Adult dental care consists of preventive measures, such as X-rays, exams, and cleanings, as well as additional services, such as fillings and root canals, if needed.
If you need dental care and don’t currently have dental coverage, paying out of pocket at a private dentist’s office may be challenging. However, there are numerous options that provide reduced-cost options to adults in need. Some services may even be free.
Consider the following options that may help provide the dental care you need.
Medicaid is a state-run program that offers health and sometimes dental insurance for individuals and families who meet certain income and other eligibility requirements.
Medicaid may cover preventive dental care, such as cleanings and X-rays, but emergency services are more limited under these plans if you’re over the age of 21.
If approved for Medicaid, you’d use the coverage at a dentist’s office, just as you would with private dental insurance. Over 40 percent of dentists in the United States take Medicaid, but you’ll want to ask the office whether they accept your coverage before going to your appointment.
If you’re a veteran, you may be eligible for dental benefits from the U.S. Department of Veterans Affairs (VA). Once you apply for VA dental care benefits, you’ll be notified which services may be covered if you’re approved.
Depending on your status and service, you may qualify for one-time benefits, partial care, or even full coverage. Read more about the benefits and eligibility requirements here.
You may also qualify to receive care from a VA dental clinic in your area.
If you don’t qualify for Medicaid benefits, you may still be able to access reduced-cost dental services by getting cleanings, X-rays, and fillings done at dental schools.
In order to complete their training, aspiring dentists and dental hygienists need to perform such services on real patients. All services are supervised by licensed dentists. By accessing these services, you not only receive professional care, but you also pay far less than you would at a private dental practice.
You can find a list of dental schools and dental hygiene schools in your state with contact information. You’ll need to book an appointment in advance. It’s also important to ask about any fees up front, as they’ll likely vary between schools and region.
Aside from dental schools, community health clinics are other possible options for accessing reduced-cost dental services. These clinics are managed by the national Health Resources & Services Administration (HRSA) with a goal of offering health services to low-income individuals and families.
Depending on the location, a community health clinic may offer reduced-cost cleanings and other preventive services.
Appointments tend to book up in advance, so you’ll want to find a clinic near you and call them as soon as you can. For additional help, you can also call the national hotline at (877) 464-4722 (ASK-HRSA).
While community health clinics offer reduced-cost dental care, community dental events may provide these services for free.
These are offered on a first-come, first-serve basis and are performed by volunteer dentists. Depending on the event, you may even receive complementary dental supplies and educational materials to help you keep your mouth healthy.
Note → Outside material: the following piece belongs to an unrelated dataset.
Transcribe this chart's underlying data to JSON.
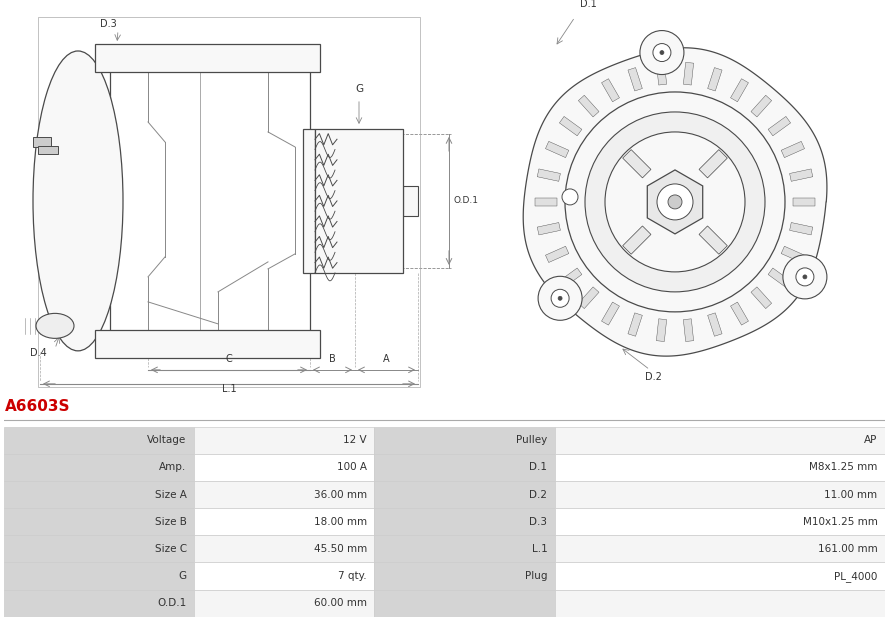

The downside to community dental events is that they may only be offered on an occasional basis. You may be able to inquire about upcoming events in your area from the United Way by calling 211.
For your local chapter location and information, click here.
The Dental Lifeline Network is a nonprofit organization that operates in all 50 states. With the help of donated dental services, the mission of this nonprofit is to help provide free dental services to those who can’t afford it and have a disability, or are over the age of 65, or are medically fragile.
Click here to learn more about services and eligibility requirements in your state. While you may be able to access preventive care, the Dental Lifeline Network doesn’t provide emergency dental services.
Ideally, you should try to schedule dental X-rays once a year, and cleanings and checkups twice per year. It’s also important to see your dentist if any suspicious symptoms arise. Don’t ignore any signs of an oral health problem, as these can quickly worsen.
See a dentist if you experience any of the following:
Aside from seeing a dentist regularly, it’s important to do your best to take care of your mouth at home. You can keep your teeth and gums healthy by:
- brushing your teeth at least twice a day with fluoride toothpaste
- using a soft-bristled toothbrush to gently clean your teeth, gum line, and tongue
- flossing daily
- considering a mouthwash if you have gingivitis or develop frequent cavities
- reducing the amount of sugary foods and drinks you consume
- drinking plain water as much as possible
Dental insurance helps cover part of your dental care needs, but there are still ways you can access reduced-cost — or even free — services if you don’t currently have coverage.
First, you may see whether you qualify for dental coverage benefits with state programs, such as Medicaid. You may also be eligible for services at local health clinics or through nonprofit organizations. Dental and dental hygiene schools also offer reduced-cost services.
No matter which option works for you, it’s important to see a dentist and get your teeth cleaned on a regular basis. In between visits, be sure to stay on top of your oral hygiene to help prevent future problems.